PEP 725: Specifying external dependencies in pyproject.toml

rgommers · November 10, 2023, 12:29pm

Thanks @msarahan, and great to see you here! Congrats on your new role.

It’d be very nice to see an implementation for Grayskull indeed. Recipe generators are a major use case, and Grayskull is near the top of my wish list to try this on. If you’d be willing to work on that, that would be super helpful.

A few weeks ago I did write another prototype, for using [external] metadata directly in wheel build workflows. It worked out even better than I expected, and I had wanted to write a blog post on that before including it in the next iteration on the PEP - but I ran out of time then, so may as well share it now: GitHub - rgommers/external-deps-build.

The basic goal was: insert [external] metadata into sdists of the latest release of each of the top 150 most downloaded packages from PyPI with platform-specific wheels (i.e., containing compiled code), and show that that allows building wheels without any other modifications in clean Docker containers with only a distro Python installed (no GCC, no make, no python-dev headers, etc.). The only supporting tool being the py-show prototype, which maps [external] metadata to distro-specific package names.

End result:

Arch Linux, Python 3.11: 35 out of 37 wheels built successfully (and can be imported, so they at least don’t contain completely broken extensions)
Fedora, Python 3.12: 33/37 successful builds
Conda-forge, Python 3.12: 33/37 builds

Without the external metadata, only 8 packages build successfully - the ones with only optional C extensions and slow pure Python fallbacks (e.g., pyyaml, sqlalchemy, coverage).

The few remaining failures could all be understood, and none were due to the external metadata design. Causes included:

Latest release on PyPI did not support Python 3.12 yet (aiohttp),
Latest release on PyPI did not use pyproject.toml at all and inserting a default 3 line one to use build-backend = "setuptools.build_meta" did not work either (lxml, grpcio),
Invoking make from within setup.py in a subprocess to build a C dependency from source in an uncontrolled manner led to an undefined symbol import error (matplotlib - fixed in their main branch already, because they moved to Meson which has better support for building external dependencies as part of the package build)
Failure to detect a dependency due to a missing pkg-config file (scipy - a known Fedora bug that scipy still needs to work around).
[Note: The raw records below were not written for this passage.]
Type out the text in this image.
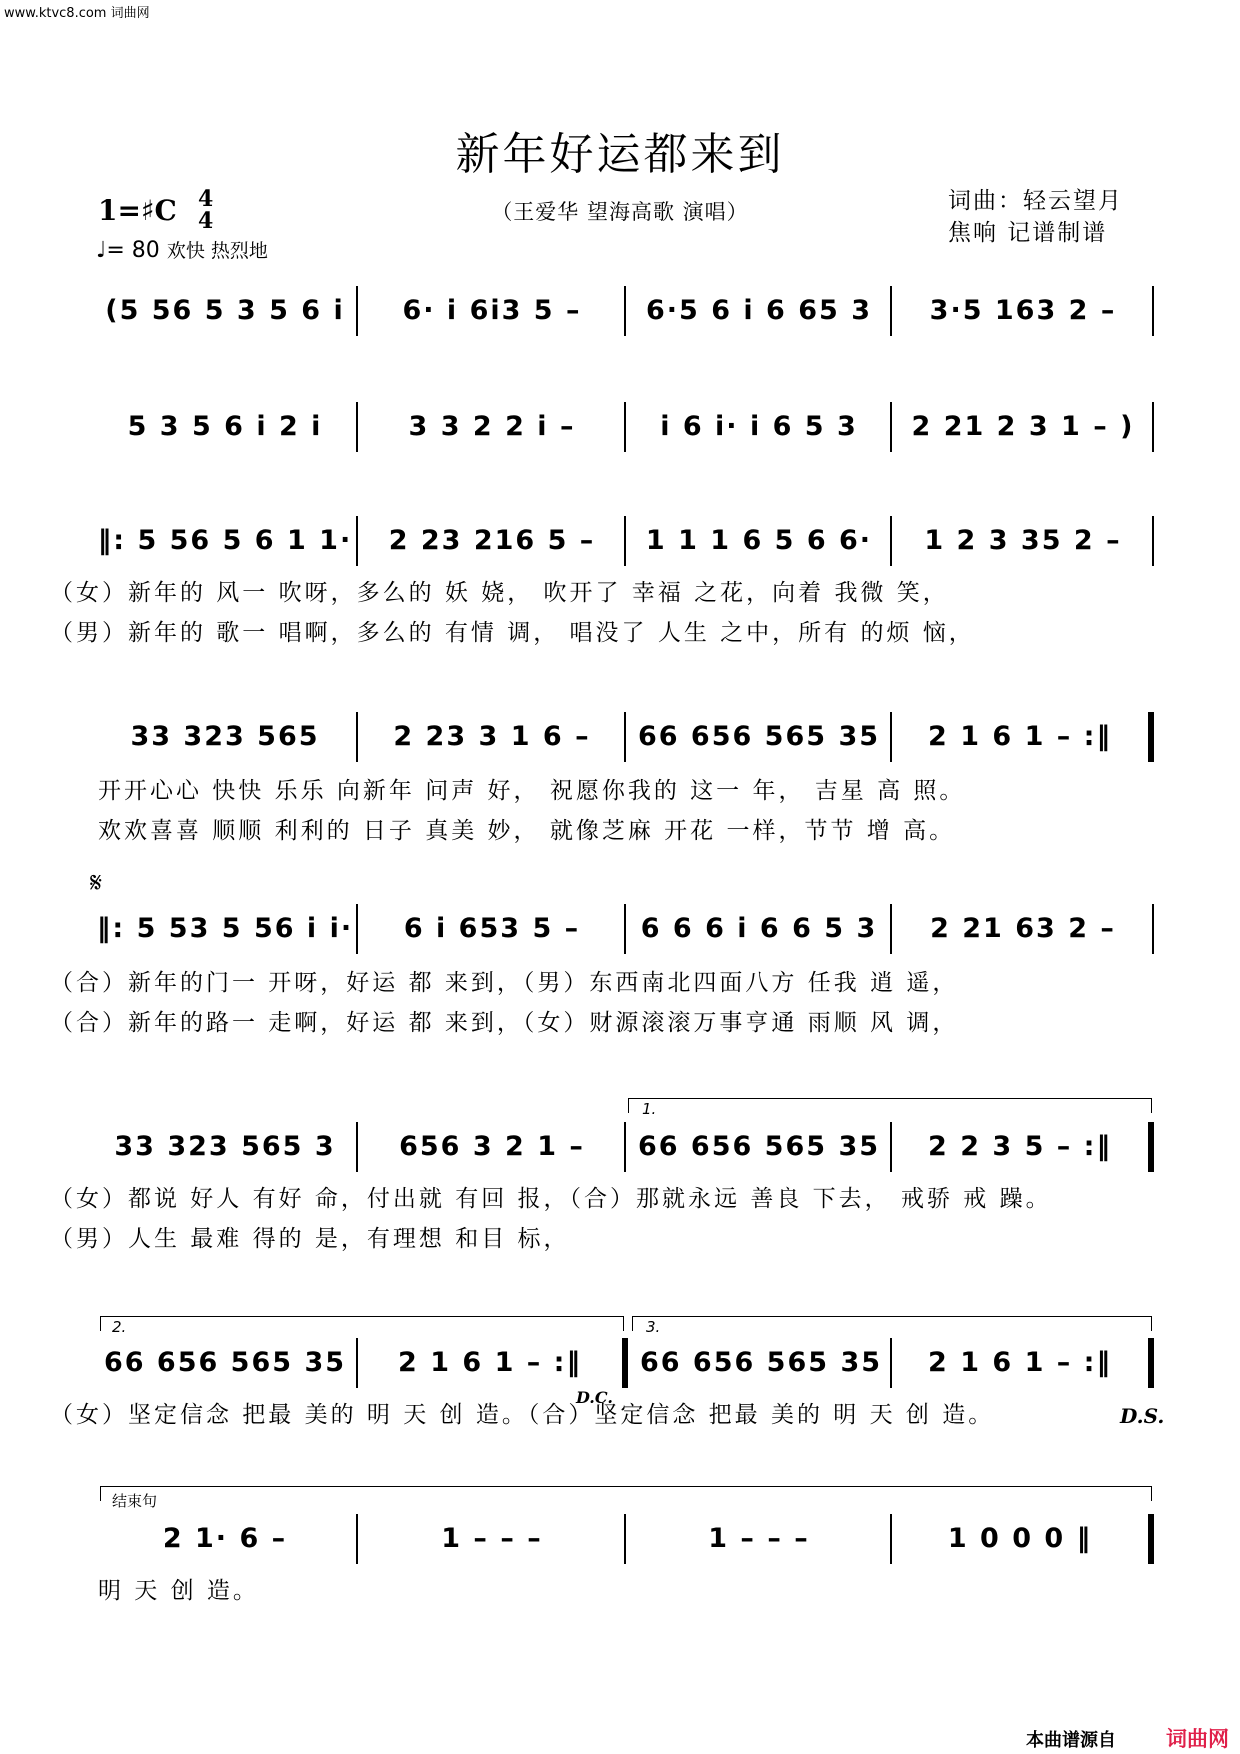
www.ktvc8.com 词曲网
新年好运都来到
1=♯C 4
4
♩= 80 欢快 热烈地
（王爱华 望海高歌 演唱）	词曲：轻云望月
焦响 记谱制谱
(5 56 5 3 5 6 i	6· i 6i3 5 –	6·5 6 i 6 65 3	3·5 163 2 –
5 3 5 6 i 2 i	3 3 2 2 i –	i 6 i· i 6 5 3	2 21 2 3 1 – )
‖: 5 56 5 6 1 1·	2 23 216 5 –	1 1 1 6 5 6 6·	1 2 3 35 2 –
（女）新年的 风一 吹呀，多么的 妖 娆， 吹开了 幸福 之花，向着 我微 笑，
（男）新年的 歌一 唱啊，多么的 有情 调， 唱没了 人生 之中，所有 的烦 恼，
33 323 565	2 23 3 1 6 –	66 656 565 35	2 1 6 1 – :‖
开开心心 快快 乐乐 向新年 问声 好， 祝愿你我的 这一 年， 吉星 高 照。
欢欢喜喜 顺顺 利利的 日子 真美 妙， 就像芝麻 开花 一样，节节 增 高。
𝄋
‖: 5 53 5 56 i i·	6 i 653 5 –	6 6 6 i 6 6 5 3	2 21 63 2 –
（合）新年的门一 开呀，好运 都 来到，（男）东西南北四面八方 任我 逍 遥，
（合）新年的路一 走啊，好运 都 来到，（女）财源滚滚万事亨通 雨顺 风 调，
1.
33 323 565 3	656 3 2 1 –	66 656 565 35	2 2 3 5 – :‖
（女）都说 好人 有好 命，付出就 有回 报，（合）那就永远 善良 下去， 戒骄 戒 躁。
（男）人生 最难 得的 是，有理想 和目 标，
2.	3.
66 656 565 35	2 1 6 1 – :‖	66 656 565 35	2 1 6 1 – :‖
（女）坚定信念 把最 美的 明 天 创 造。（合）坚定信念 把最 美的 明 天 创 造。
D.C.
D.S.
结束句
2 1· 6 –	1 – – –	1 – – –	1 0 0 0 ‖
明 天 创 造。
本曲谱源自 词曲网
The README of the repo contains more details on results and exact steps used. The demo is basically complete at this point, although it’d be nice to extend it further to other platforms (help very much welcome). The two I had in mind next were:

Windows, with Vcpkg and/or conda-forge
macOS with Homebrew

I don’t see a reason that those wouldn’t work. Iterating on those in CI is a bit time-consuming though, easier to do locally so I’d be particularly interested in someone who develops on Windows trying this out with their favorite package manager. Both conda-forge and Vcpkg should contain all needed dependencies, with the notable exception of MSVC of course, so that should be pre-installed.

It may also be interesting to browse the external metadata for each package. I extracted the number of times each language needing a compiler was used:

Compiler	# of packages
C	35
C++	11
Rust	4
Fortran	2

A few packages show some interesting dependencies where it wasn’t immediately clear what the correct dependency was. E.g., for psycopg2-binary I had to choose whether to depend on PostgresQL or libpq, and after choosing the latter I found that the mapping from:

host-requires = [
  "pkg:generic/libpq",
]

to distro-specific package names was non-uniform (libpq on Fedora and Conda-forge, but postgresql-libs on Arch Linux). The set of dependencies was interesting enough to serve as a proof of concept for a central name mapping repository as well I’d say.
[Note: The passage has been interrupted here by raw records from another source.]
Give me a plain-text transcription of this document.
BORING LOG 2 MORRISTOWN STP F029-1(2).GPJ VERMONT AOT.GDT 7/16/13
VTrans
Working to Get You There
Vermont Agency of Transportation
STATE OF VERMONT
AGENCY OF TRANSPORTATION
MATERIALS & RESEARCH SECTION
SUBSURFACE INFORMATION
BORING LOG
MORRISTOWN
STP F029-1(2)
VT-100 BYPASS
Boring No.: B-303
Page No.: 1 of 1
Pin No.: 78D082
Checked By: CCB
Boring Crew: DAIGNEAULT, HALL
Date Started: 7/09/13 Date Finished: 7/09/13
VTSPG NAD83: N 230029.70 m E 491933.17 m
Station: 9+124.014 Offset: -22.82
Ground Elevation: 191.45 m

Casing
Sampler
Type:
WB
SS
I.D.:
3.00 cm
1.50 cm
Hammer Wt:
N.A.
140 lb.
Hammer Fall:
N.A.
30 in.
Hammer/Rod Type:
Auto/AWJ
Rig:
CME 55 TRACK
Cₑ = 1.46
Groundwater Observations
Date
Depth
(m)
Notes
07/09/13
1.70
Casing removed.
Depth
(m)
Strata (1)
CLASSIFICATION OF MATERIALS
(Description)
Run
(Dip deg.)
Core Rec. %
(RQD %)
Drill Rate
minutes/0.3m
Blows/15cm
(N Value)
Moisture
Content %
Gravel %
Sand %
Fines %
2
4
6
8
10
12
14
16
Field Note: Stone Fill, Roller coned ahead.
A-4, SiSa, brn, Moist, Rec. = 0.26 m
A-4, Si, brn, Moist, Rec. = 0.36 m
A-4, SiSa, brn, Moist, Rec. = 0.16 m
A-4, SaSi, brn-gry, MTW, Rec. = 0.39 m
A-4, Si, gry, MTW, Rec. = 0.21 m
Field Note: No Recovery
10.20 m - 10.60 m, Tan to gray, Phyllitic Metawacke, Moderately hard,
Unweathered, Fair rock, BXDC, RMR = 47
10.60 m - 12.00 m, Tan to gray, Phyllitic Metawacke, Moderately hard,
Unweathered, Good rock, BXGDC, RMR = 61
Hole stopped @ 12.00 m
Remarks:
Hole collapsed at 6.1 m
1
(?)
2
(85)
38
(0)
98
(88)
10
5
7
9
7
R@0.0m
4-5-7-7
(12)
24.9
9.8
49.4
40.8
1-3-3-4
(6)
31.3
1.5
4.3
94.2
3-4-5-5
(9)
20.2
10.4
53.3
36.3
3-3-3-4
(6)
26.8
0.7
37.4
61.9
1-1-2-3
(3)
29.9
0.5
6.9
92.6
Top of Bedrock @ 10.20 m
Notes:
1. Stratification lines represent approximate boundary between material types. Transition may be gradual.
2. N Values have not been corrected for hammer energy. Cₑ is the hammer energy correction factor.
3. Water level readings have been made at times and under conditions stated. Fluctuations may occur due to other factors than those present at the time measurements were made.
@msarahan I believe Grayskull already has its own name mapping mechanism and PyPI ↔ Conda-forge metadata files. I haven’t thought much about whether to extend that mechanism for a prototype in Grayskull, or use the simple mapping inside the py-show tool in my demo. Hopefully there’s something of use there though - perhaps only the toml files with [external] sections and the sdist patching?

If anyone has some thoughts on this experiment, I’d love to hear them of course. Other than that, the next step is a PEP update which incorporates the feedback to date.